Crafting a Data Strategy to Support AI in Healthcare

Author: Sue Pittacora

As organizations dive deep into utilizing the capabilities of data, AI, and advanced analytics, developing a robust data strategy is crucial.


In a recent CDO magazine interview, Sue Pittacora, Chief Strategy Officer at Wavicle Data Solutions, and Himanshu Arora, Chief Data and Analytics Officer at Blue Cross Blue Shield of Massachusetts, sat down for an in-depth discussion into the world of data strategy and advanced analytics, with a focus on AI applications in the healthcare industry.  


In continuation from the first part of the interview, this conversation with Sue and Himanshu dives into how to craft a data strategy aligned with business goals, navigate cultural nuances, and implement best practices in advanced analytics and AI.  


Watch the full interview here or scroll down for a detailed transcript of Himanshu’s insights.



Sue: Hello and welcome to the CDO Magazine interview series. I am Sue Pittacora with Wavicle Data Solutions, and I’m delighted to be joined here today by Himanshu Arora, Chief Data and Analytics Officer of Blue Cross Blue Shield of Massachusetts. Welcome, Himanshu.   


Himanshu: Thank you, Sue. It’s good to be here and good to see you. 


Sue: Thank you. So we all know we need clean data, and we need a strategy for how we’re going to use data, and AI, and advanced analytics. 


How are you thinking about your data strategy in relation to AI and advanced analytics use cases? 

Himanshu: It’s the difference between the approach for data strategy for, let’s say, AI category of solutions, then the traditional even advanced analytics data science solutions. I think there’s sort of a step change. In terms of data science advanced analytics, which is primarily machine learning driven, the focus has been on getting to clean data, getting to data which is cohesive and can be collated together, and doing, for example, large observation versus small observation, synthetic data, data enrichment, internal and external sources. That has been a lot of focus.  


And rightly so, because in the models, let’s say in the algorithms that are built out today, there is the opportunity to then take those outputs and apply a different lens, let’s say a lens of bias, the need for which is becoming increasingly pronounced.  So, you have a step opportunity there. 


With AI and particularly with general distributions, one of the things that we are looking to, we’re needing to do differently, is instead of looking to de-bias the model outputs, it is about debiasing the data inputs to the model, knowing, that at some stage, these models are going to be running more independently. It’s not imminent, but it is coming down the line. We all understand that. These models are going to be running more independently than the traditional advanced analytics solutions of today do.  


They’re also in line, but there are multiple steps, interventions built in there in the automation that is coming our way on top of generative AI, for example. That aspect becomes even more critical.   


So then the question becomes, “how do you do that? How do you look to de-bias your data?”   

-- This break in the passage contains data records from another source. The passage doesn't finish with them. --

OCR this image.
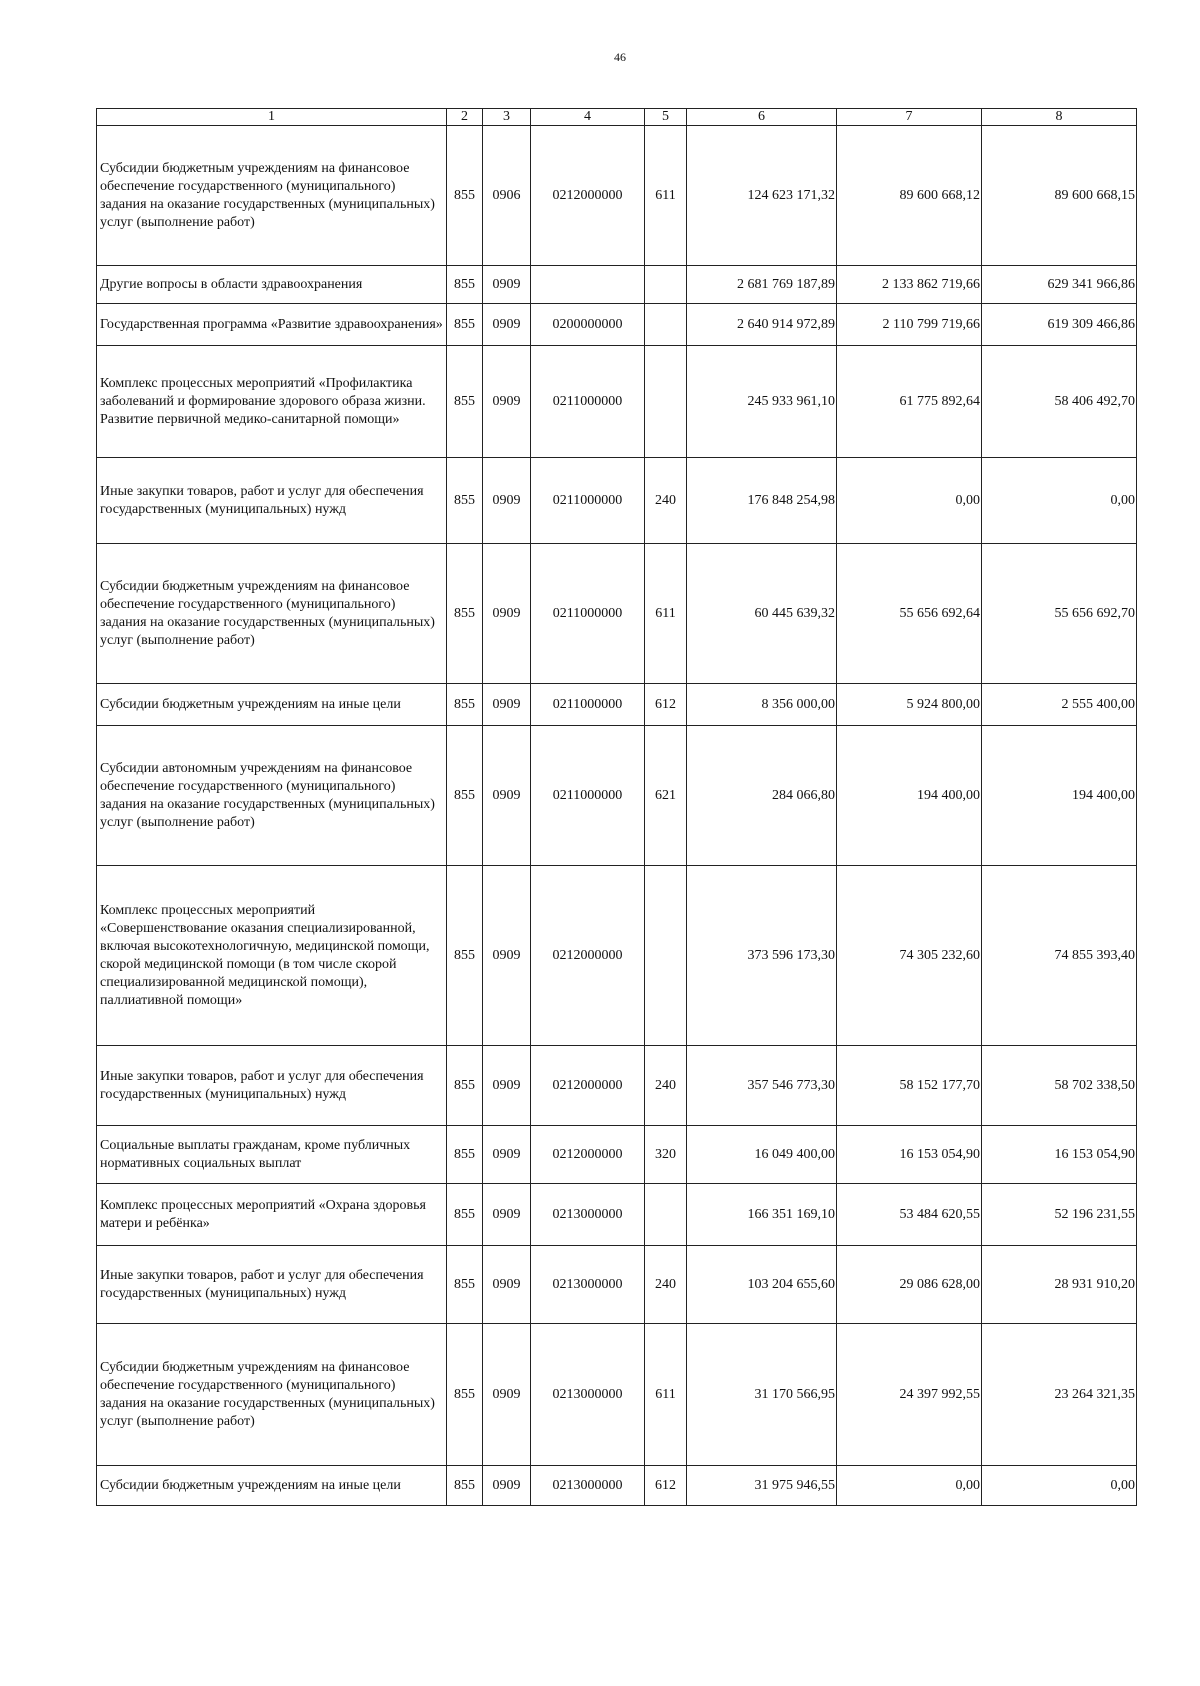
46
1	2	3	4	5	6	7	8
Субсидии бюджетным учреждениям на финансовое обеспечение государственного (муниципального) задания на оказание государственных (муниципальных) услуг (выполнение работ)	855	0906	0212000000	611	124 623 171,32	89 600 668,12	89 600 668,15
Другие вопросы в области здравоохранения	855	0909			2 681 769 187,89	2 133 862 719,66	629 341 966,86
Государственная программа «Развитие здравоохранения»	855	0909	0200000000		2 640 914 972,89	2 110 799 719,66	619 309 466,86
Комплекс процессных мероприятий «Профилактика заболеваний и формирование здорового образа жизни. Развитие первичной медико-санитарной помощи»	855	0909	0211000000		245 933 961,10	61 775 892,64	58 406 492,70
Иные закупки товаров, работ и услуг для обеспечения государственных (муниципальных) нужд	855	0909	0211000000	240	176 848 254,98	0,00	0,00
Субсидии бюджетным учреждениям на финансовое обеспечение государственного (муниципального) задания на оказание государственных (муниципальных) услуг (выполнение работ)	855	0909	0211000000	611	60 445 639,32	55 656 692,64	55 656 692,70
Субсидии бюджетным учреждениям на иные цели	855	0909	0211000000	612	8 356 000,00	5 924 800,00	2 555 400,00
Субсидии автономным учреждениям на финансовое обеспечение государственного (муниципального) задания на оказание государственных (муниципальных) услуг (выполнение работ)	855	0909	0211000000	621	284 066,80	194 400,00	194 400,00
Комплекс процессных мероприятий «Совершенствование оказания специализированной, включая высокотехнологичную, медицинской помощи, скорой медицинской помощи (в том числе скорой специализированной медицинской помощи), паллиативной помощи»	855	0909	0212000000		373 596 173,30	74 305 232,60	74 855 393,40
Иные закупки товаров, работ и услуг для обеспечения государственных (муниципальных) нужд	855	0909	0212000000	240	357 546 773,30	58 152 177,70	58 702 338,50
Социальные выплаты гражданам, кроме публичных нормативных социальных выплат	855	0909	0212000000	320	16 049 400,00	16 153 054,90	16 153 054,90
Комплекс процессных мероприятий «Охрана здоровья матери и ребёнка»	855	0909	0213000000		166 351 169,10	53 484 620,55	52 196 231,55
Иные закупки товаров, работ и услуг для обеспечения государственных (муниципальных) нужд	855	0909	0213000000	240	103 204 655,60	29 086 628,00	28 931 910,20
Субсидии бюджетным учреждениям на финансовое обеспечение государственного (муниципального) задания на оказание государственных (муниципальных) услуг (выполнение работ)	855	0909	0213000000	611	31 170 566,95	24 397 992,55	23 264 321,35
Субсидии бюджетным учреждениям на иные цели	855	0909	0213000000	612	31 975 946,55	0,00	0,00
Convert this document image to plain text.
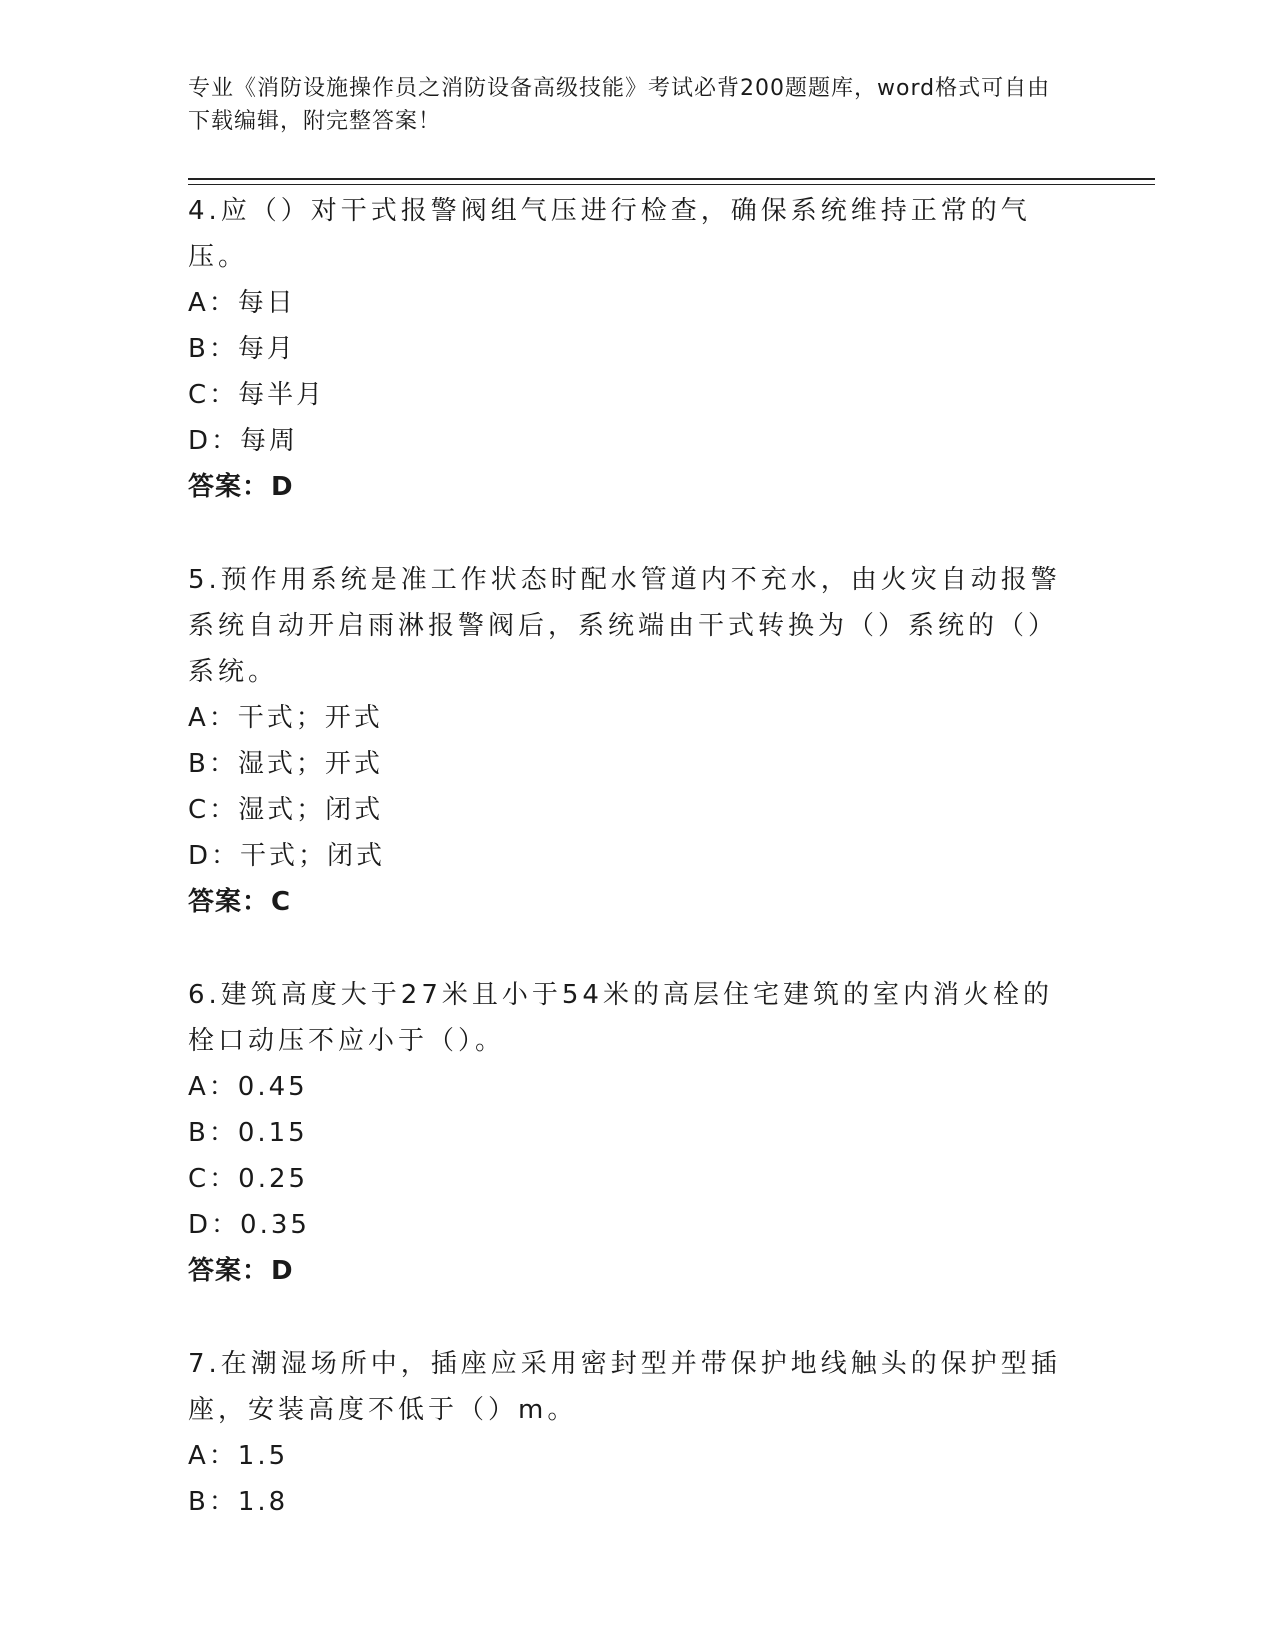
专业《消防设施操作员之消防设备高级技能》考试必背200题题库，word格式可自由下载编辑，附完整答案！
4.应（）对干式报警阀组气压进行检查，确保系统维持正常的气压。
A：每日
B：每月
C：每半月
D：每周
答案：D
5.预作用系统是准工作状态时配水管道内不充水，由火灾自动报警系统自动开启雨淋报警阀后，系统端由干式转换为（）系统的（）系统。
A：干式；开式
B：湿式；开式
C：湿式；闭式
D：干式；闭式
答案：C
6.建筑高度大于27米且小于54米的高层住宅建筑的室内消火栓的栓口动压不应小于（）。
A：0.45
B：0.15
C：0.25
D：0.35
答案：D
7.在潮湿场所中，插座应采用密封型并带保护地线触头的保护型插座，安装高度不低于（）m。
A：1.5
B：1.8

That’s tough. And that’s where, frankly, there is a lot of manual work involved. We are looking for more and more automated solutions to do that and it’s becoming a bit more of a challenge. In order for an AI-driven system to really be from, let’s say, an external customer member-facing perspective, it has to encapsulate not just the context in which the question is being asked for, but in the context of the individual who’s asking the question or seeking something. This translates forward to having a much fuller understanding of an individual, which then translates forward to having much more data about an individual than only their health care data.  


So, now you’re looking to de-bias not just the inherent observations or data that comes through, for example, a claim or an enrollment, but other data that members are providing to us, they expect us to know about them. For example, preferences. Preferences in terms of how members wish to engage with us. Are they okay with us calling them? Do they prefer to engage primarily digitally? What times of the day? And again, that has a direct correlation to what a member’s socioeconomic status might be, or at least an imputed correlation to whether a member is available at certain points in time. When it comes to care and care management, what sites of care, in-person or virtual, should a member have the option to go to? And that starts to speak to benefit design.  


The complexity isn’t new in the traditional data that we have. It is now adding all aspects of data around a member and de-biasing the input into the model itself. If we don’t do that, then de-biasing the output would take away from what we are trying to do with these AI solutions in the first place. So you must do it on the way in. That’s the biggest difference about the challenge that we’re solving for now.  


Sue: That’s intriguing. This idea of de-biasing the data as it comes in is an intriguing concept. I think it has a lot more complexity than a traditional data strategy, as you just explained. There’s a lot of work ahead of us.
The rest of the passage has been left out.